Piedra Fría 3 miró a Umisu con una mirada extraña, pensando que la Dragonborn finalmente había perdido la cabeza, hablando con nadie excepto las sombras vacías y sonriendo también.
Por supuesto, ella no tenía idea de que Michael estaba detrás de esos espacios oscuros entre los estantes, observando todo lo que sucedía.
—Maestro, hay otra figura encapuchada —dijo Fudge, señalando la última pantalla rectangular frente a él.
Esta vez, la visión mostraba un paisaje selvático justo fuera de la Ciudad Angora.
Bajo el espeso dosel de los árboles, Michael vio a un grupo de Mankeys Rojos evolucionados acampando bajo las estrellas.

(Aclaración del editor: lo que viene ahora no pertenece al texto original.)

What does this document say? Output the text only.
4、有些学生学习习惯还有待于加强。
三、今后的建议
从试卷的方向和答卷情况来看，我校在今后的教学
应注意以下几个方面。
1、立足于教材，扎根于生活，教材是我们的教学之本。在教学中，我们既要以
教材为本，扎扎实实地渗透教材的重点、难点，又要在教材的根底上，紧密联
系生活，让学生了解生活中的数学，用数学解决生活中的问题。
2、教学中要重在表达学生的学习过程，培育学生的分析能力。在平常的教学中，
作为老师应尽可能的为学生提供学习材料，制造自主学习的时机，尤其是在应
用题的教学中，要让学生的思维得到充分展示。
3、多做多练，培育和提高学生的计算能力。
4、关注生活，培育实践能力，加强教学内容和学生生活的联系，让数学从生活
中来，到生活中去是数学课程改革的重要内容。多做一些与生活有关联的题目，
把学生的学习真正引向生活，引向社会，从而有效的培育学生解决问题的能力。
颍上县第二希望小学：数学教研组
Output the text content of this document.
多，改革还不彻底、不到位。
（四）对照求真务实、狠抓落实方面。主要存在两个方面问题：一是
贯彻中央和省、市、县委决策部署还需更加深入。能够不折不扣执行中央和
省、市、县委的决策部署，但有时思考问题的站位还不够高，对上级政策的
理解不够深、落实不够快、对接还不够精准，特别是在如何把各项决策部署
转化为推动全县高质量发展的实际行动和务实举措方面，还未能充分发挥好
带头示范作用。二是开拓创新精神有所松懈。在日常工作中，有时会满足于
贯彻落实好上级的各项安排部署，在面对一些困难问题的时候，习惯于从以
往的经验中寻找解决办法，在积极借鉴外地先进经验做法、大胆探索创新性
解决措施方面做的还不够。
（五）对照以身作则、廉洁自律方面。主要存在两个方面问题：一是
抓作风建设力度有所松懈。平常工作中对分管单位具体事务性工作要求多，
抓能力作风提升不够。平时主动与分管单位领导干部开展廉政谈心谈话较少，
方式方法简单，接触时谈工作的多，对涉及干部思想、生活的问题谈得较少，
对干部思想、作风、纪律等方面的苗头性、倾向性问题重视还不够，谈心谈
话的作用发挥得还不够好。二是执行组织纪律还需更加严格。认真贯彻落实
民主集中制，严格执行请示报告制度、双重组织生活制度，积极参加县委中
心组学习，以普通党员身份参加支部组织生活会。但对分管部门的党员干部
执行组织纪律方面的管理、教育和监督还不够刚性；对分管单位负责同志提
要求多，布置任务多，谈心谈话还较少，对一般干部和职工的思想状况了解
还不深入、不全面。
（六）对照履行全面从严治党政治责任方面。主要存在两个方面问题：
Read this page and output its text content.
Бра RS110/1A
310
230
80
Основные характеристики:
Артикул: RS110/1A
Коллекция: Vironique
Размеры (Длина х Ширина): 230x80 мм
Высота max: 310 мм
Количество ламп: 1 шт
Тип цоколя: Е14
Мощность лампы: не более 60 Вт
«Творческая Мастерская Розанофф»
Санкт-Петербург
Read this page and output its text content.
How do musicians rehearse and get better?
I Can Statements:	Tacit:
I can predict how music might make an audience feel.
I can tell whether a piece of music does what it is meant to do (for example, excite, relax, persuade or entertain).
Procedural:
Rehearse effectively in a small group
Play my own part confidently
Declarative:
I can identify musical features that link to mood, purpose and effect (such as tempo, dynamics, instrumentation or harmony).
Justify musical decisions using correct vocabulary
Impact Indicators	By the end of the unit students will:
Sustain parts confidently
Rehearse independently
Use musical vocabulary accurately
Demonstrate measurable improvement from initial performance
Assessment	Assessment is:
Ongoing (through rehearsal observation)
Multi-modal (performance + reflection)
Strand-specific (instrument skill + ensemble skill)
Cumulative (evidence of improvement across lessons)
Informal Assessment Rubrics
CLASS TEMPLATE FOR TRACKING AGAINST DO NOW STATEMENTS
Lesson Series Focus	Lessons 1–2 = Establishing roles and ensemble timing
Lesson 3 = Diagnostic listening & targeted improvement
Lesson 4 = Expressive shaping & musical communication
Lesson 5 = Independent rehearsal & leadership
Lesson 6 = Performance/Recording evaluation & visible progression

Se habían reunido alrededor de una fogata, el suave crepitar de la madera ardiente mezclándose con los ocasionales sonidos nocturnos que resonaban en el bosque.
Parecían bastante exhaustos después de una dura sesión de entrenamiento, con algunos Mankeys masajeándose las espaldas mientras otros pulían sus armas.
En ese momento, una ramita se rompió en la distancia, alertando a los Mankeys Rojos de un intruso.
—Tsk.
Pensé que encontraría algo valioso una vez que los siguiera hasta aquí —gruñó una voz—.
Pero todo fue en vano.
Solo son un montón de Mankeys.
No valen mi tiempo.
Un hombre grande y corpulento envuelto en una túnica con capucha emergió del bosque y se acercó a los aprensivos Mankeys.
Su gran altura y los evidentes músculos bajo la túnica hicieron que los pequeños Mankeys se movieran incómodos.
—Por favor, díganme que hay un Dragonborn entre ustedes —gritó la figura encapuchada.
Los Mankeys Rojos observaron al intruso, y cada uno lentamente extendió la mano hacia sus armas en el suelo.
—Vamos, ¿en serio?
¿No hay Dragonborns?
—se burló la figura encapuchada—.
Parece que perdí mi tiempo.
Volveré a la Ciudad ahora.
Justo cuando la figura encapuchada se dio la vuelta para irse, de repente sintió que los finos vellos de todo su cuerpo se erizaban y se quedó paralizado.
Sus instintos le gritaban, provocando que sus músculos se contrajeran y flexionaran antes de volverse rápidamente para enfrentar al monstruo que se escondía detrás de él.
Pero cuando miró, no vio nada.
No había nadie allí excepto los Mankeys Rojos.
—Hoho…
puede que no sea tan talentoso como esos Dragonborns —dijo una nueva voz—, pero me gustaría pensar que puedo hacerte compañía un rato…
al menos, eso creo.
El hombre corpulento, con nombre en clave Cuatro, entrecerró los ojos y exploró los Mankeys Rojos frente a él hasta que su mirada se posó en otra figura encapuchada que estaba de pie sin pretensiones frente a él.
Estaba tan quieto que Cuatro no lo habría notado si no hubiera dicho nada.
—¿Quién eres?
—exigió Cuatro.
—Soy solo una reliquia del pasado, joven —respondió la voz con una calma escalofriante.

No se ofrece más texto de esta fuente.